Du sommet Kaiser-Wilhelm au pic d'Uhuru : le nom compte

La rédaction francophone
27 février 2024

Retour sur les changements de noms topographiques imposés par les colons durant l'époque coloniale.

Des élèves dans une classe d'une colonie allemande, aux alentours de 1900. Au mur, les portraits de l'empereur Wilhelm (Guillaume) et son épouse Augusta Viktoria (archive)
Dans les colonies allemandes, les élèves apprenaient leurs leçons sous les portraits du Kaiser et de son épouseImage : United Archives/picture alliance

Cet article s'inscrit dans la série "Dans l'ombre de la colonisation allemande" proposée par DW Afrique.

En dix épisodes, un podcast vous accompagne tout au long de l'histoire sombre des colonies allemandes en Afrique, de la fin du XIXè siècle à 1918.

La domination coloniale européenne en Afrique a duré plus de 70 ans.
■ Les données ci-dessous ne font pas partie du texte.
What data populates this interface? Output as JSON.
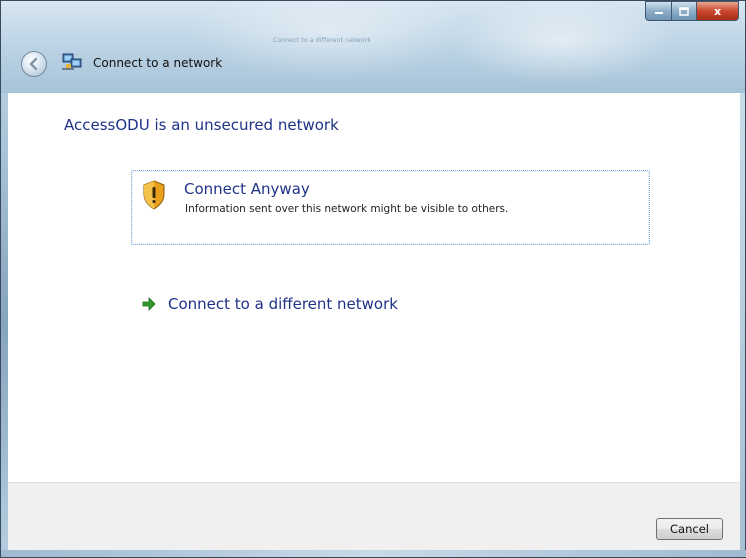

Toutes ces années, des communautés entières ont été physiquement déplacées et changées à jamais. Leur identité a été, au mieux, ignorée et, dans de nombreux cas, détruite.

Dans la longue histoire de la domination coloniale, les changements de noms topographiques imposés par les colons semblent parfois un moindre mal. Mais ce n'est pas le cas : c'est la touche finale apportée par l'administration coloniale à l'appropriation des terres africaines. 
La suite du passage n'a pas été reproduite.